Imagine you were Mrs Merkel. You are trying desperately to hold together a coalition of political parties in your own country while providing leadership to an equally wobbly coalition of European neighbours.
To your east you have a powerful country run by a kleptocratic elite which has interfered in the politics of some of the biggest global nations, which has invaded a neighbour and which has been running war games on your borders.
To your south you have a continent largely in the hands of corrupt and incompetent politicians or mired in war, leading tens of thousands of people to migrate towards your more stable lands. However your own people don't want them to come in.
Meanwhile some members of the European coalition have serious structural economic problems and nationalist parties are becoming popular.
A contributing member nation of the coalition has decided to jump ship, taking its contributions with it, after repeated concessions made to it (for example a rebate on its contributions and the option of not joining an 'ever closer union').

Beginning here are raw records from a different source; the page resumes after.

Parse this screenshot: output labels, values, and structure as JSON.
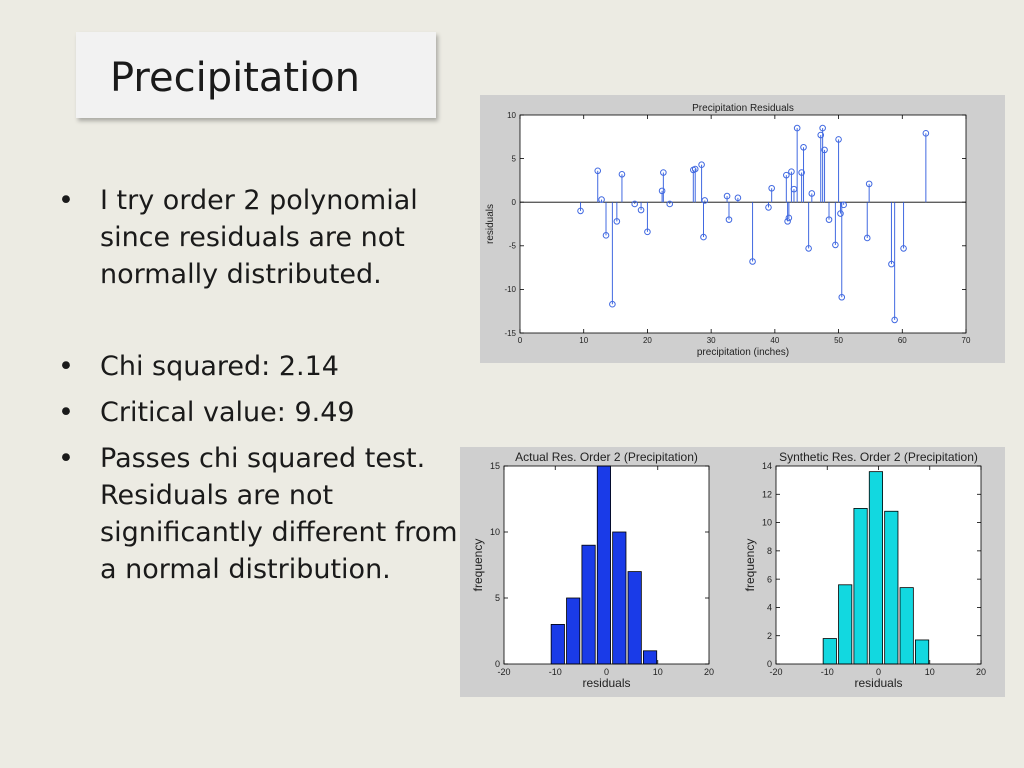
{
  "slide": {
    "title": "Precipitation",
    "bullets": [
      {
        "text": "I try order 2 polynomial since residuals are not normally distributed."
      },
      {
        "text": "Chi squared: 2.14"
      },
      {
        "text": "Critical value: 9.49"
      },
      {
        "text": "Passes chi squared test. Residuals are not significantly different from a normal distribution."
      }
    ]
  },
  "colors": {
    "stem": "#4169e1",
    "actual_bars": "#1a3be8",
    "synthetic_bars": "#12d8e0",
    "panel_bg": "#cfcfcf"
  },
  "chart_data": [
    {
      "type": "scatter",
      "style": "stem",
      "title": "Precipitation Residuals",
      "xlabel": "precipitation (inches)",
      "ylabel": "residuals",
      "xlim": [
        0,
        70
      ],
      "ylim": [
        -15,
        10
      ],
      "xticks": [
        0,
        10,
        20,
        30,
        40,
        50,
        60,
        70
      ],
      "yticks": [
        -15,
        -10,
        -5,
        0,
        5,
        10
      ],
      "grid": false,
      "x": [
        9.5,
        12.2,
        12.8,
        13.5,
        14.5,
        15.2,
        16,
        18,
        19,
        20,
        22.3,
        22.5,
        23.5,
        27.2,
        27.5,
        28.5,
        28.8,
        29,
        32.5,
        32.8,
        34.2,
        36.5,
        39,
        39.5,
        41.8,
        42,
        42.2,
        42.6,
        43,
        43.5,
        44.2,
        44.5,
        45.3,
        45.8,
        47.2,
        47.5,
        47.8,
        48.5,
        49.5,
        50,
        50.3,
        50.5,
        50.8,
        54.5,
        54.8,
        58.3,
        58.8,
        60.2,
        63.7
      ],
      "y": [
        -1,
        3.6,
        0.3,
        -3.8,
        -11.7,
        -2.2,
        3.2,
        -0.2,
        -0.9,
        -3.4,
        1.3,
        3.4,
        -0.2,
        3.7,
        3.8,
        4.3,
        -4,
        0.2,
        0.7,
        -2,
        0.5,
        -6.8,
        -0.6,
        1.6,
        3.1,
        -2.2,
        -1.8,
        3.5,
        1.5,
        8.5,
        3.4,
        6.3,
        -5.3,
        1,
        7.7,
        8.5,
        6,
        -2,
        -4.9,
        7.2,
        -1.3,
        -10.9,
        -0.3,
        -4.1,
        2.1,
        -7.1,
        -13.5,
        -5.3,
        7.9
      ]
    },
    {
      "type": "bar",
      "title": "Actual Res. Order 2 (Precipitation)",
      "xlabel": "residuals",
      "ylabel": "frequency",
      "xlim": [
        -20,
        20
      ],
      "ylim": [
        0,
        15
      ],
      "xticks": [
        -20,
        -10,
        0,
        10,
        20
      ],
      "yticks": [
        0,
        5,
        10,
        15
      ],
      "bin_width": 3,
      "categories": [
        -9.5,
        -6.5,
        -3.5,
        -0.5,
        2.5,
        5.5,
        8.5
      ],
      "values": [
        3,
        5,
        9,
        15,
        10,
        7,
        1
      ]
    },
    {
      "type": "bar",
      "title": "Synthetic Res. Order 2 (Precipitation)",
      "xlabel": "residuals",
      "ylabel": "frequency",
      "xlim": [
        -20,
        20
      ],
      "ylim": [
        0,
        14
      ],
      "xticks": [
        -20,
        -10,
        0,
        10,
        20
      ],
      "yticks": [
        0,
        2,
        4,
        6,
        8,
        10,
        12,
        14
      ],
      "bin_width": 3,
      "categories": [
        -9.5,
        -6.5,
        -3.5,
        -0.5,
        2.5,
        5.5,
        8.5
      ],
      "values": [
        1.8,
        5.6,
        11,
        13.6,
        10.8,
        5.4,
        1.7
      ]
    }
  ]
}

That nation has a government which is split into two factions vying for supremacy and has had to buy in support from a fringe party in order to stay in power. Populism, nationalism and even anti-democratic threats (such as demonising judges for upholding the law) are the common currency of the anti-EU media and politicians. The politician leading that nation's exit negotiation team is a member of that anti-EU group, a group that want to "have their cake and eat it", that talk about going into competition with their former allies. Many of the group are even Cabinet members - and the prime minister is captive to them.
You need to decide how to manage the exit, causing as little damage as possible. Would you give up all the goodies they demand and hope to sort out the hard things later? Would you even believe the promises of such a government?
If you look at Brexit from the EU's point of view it is no wonder they want to leave the trade deal till everything else is sorted.